Hydroxy-amide Functionalized
Azolium Salts for Cu-Catalyzed Asymmetric Conjugate Addition: Stereocontrol
Based on Ligand Structure and Copper Precatalyst
A series of hydroxy-amide functionalized azolium salts
have been designed and synthesized for Cu-catalyzed asymmetric conjugate
addition reaction. The (CH2)2-bridged hydroxy-amide
functionalized azolium ligand precursors 2, in addition
to the previously reported CH2-bridged azolium salts 1, have been prepared from readily available enantiopure β-amino
alcohols. The combination of a Cu species with 1 or 2 efficiently promoted the 1,4-addition reaction of cyclic
enones with dialkylzincs. For example, the reaction of 2-cyclohepten-1-one
(17) with Bu2Zn in the presence of catalytic
amounts of Cu(OTf)2 and 1 gave (S)-3-butylcycloheptanone (20) in 99% yield and 96% ee.
On the other hand, when the reaction was carried out under the influence
of Cu(OTf)2 combined with 2, (R)-20 in preference to (S)-20 was obtained in 98% yield and 80% ee. In this manner, the enantioselecvity
was switched by controlling the structure of chiral ligand. Additionally,
the reversal of enantioselectivity was also achieved by changing the
Cu precatalyst from Cu(OTf)2 to Cu(acac)2 with
the same ligand. The combination of Cu(acac)2 with CH2-bridged azolium salt 1 in the reaction of 17 with Bu2Zn led to formation of (R)-20 as a major product in 55% yield and 80% ee. This
result was in contrast to the Cu(OTf)2/1 catalytic
system, where the 1,4-adduct with opposite configuration was obtained.

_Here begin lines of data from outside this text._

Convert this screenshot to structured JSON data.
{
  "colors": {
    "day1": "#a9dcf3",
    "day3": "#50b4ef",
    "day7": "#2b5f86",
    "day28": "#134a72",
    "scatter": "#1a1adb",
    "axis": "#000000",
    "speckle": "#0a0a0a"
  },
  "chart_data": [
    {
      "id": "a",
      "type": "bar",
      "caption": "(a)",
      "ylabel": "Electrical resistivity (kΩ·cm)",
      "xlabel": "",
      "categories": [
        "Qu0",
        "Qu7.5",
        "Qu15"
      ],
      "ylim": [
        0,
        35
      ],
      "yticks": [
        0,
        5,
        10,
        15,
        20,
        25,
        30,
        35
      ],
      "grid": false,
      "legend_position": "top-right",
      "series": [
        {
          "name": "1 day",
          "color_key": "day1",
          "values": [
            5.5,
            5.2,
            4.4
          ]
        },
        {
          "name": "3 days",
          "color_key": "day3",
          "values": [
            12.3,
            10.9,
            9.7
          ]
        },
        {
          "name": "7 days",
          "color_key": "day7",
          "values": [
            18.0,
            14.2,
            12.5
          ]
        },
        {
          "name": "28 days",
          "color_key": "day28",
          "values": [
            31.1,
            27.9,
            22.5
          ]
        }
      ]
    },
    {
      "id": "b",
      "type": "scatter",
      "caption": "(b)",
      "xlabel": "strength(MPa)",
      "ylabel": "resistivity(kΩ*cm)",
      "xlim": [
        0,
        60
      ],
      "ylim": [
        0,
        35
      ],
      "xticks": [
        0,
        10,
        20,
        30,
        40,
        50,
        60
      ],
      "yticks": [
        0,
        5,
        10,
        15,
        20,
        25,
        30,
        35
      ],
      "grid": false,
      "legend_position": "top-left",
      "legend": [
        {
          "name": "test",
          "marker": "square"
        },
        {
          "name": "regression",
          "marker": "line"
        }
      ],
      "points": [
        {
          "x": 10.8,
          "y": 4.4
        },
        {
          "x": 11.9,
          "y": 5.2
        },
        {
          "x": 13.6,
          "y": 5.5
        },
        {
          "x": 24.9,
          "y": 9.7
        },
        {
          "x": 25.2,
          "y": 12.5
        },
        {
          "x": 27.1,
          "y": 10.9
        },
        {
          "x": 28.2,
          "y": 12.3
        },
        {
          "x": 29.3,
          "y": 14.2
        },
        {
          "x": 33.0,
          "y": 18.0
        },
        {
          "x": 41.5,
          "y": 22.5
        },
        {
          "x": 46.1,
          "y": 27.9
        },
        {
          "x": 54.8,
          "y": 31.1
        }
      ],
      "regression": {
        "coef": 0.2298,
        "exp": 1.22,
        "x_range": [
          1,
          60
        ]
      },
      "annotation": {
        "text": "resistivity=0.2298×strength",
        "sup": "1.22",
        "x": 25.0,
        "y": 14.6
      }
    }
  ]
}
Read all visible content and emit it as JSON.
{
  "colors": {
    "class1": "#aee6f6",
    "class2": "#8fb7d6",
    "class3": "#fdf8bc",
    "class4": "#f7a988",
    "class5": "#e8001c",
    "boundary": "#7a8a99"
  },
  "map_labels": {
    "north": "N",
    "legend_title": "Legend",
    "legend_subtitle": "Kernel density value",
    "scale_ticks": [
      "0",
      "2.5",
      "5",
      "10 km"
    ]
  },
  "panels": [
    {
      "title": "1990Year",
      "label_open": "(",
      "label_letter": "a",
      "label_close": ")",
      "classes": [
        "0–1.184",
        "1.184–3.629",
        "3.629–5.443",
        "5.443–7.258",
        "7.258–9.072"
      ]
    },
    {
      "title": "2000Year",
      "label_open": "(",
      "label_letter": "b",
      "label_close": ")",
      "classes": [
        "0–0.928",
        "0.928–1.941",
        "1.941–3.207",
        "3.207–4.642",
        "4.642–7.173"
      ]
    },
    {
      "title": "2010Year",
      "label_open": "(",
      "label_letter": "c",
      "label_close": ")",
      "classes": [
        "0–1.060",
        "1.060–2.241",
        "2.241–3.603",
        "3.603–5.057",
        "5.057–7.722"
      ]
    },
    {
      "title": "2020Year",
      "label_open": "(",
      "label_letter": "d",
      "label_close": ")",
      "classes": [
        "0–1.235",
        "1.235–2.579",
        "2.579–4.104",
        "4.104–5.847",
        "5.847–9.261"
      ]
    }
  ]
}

Moreover, use of the Cu(acac)2/2 catalytic
system produced (S)-20, while (R)-20 was formed by the Cu(OTf)2/2 catalytic system. Thus, it was found that either
varying the linker of the chiral ligands or changing the counterion
of Cu species between a OTf and acac ligand initially on the metal
led to dual enantioselective control in the 1,4-addition reaction.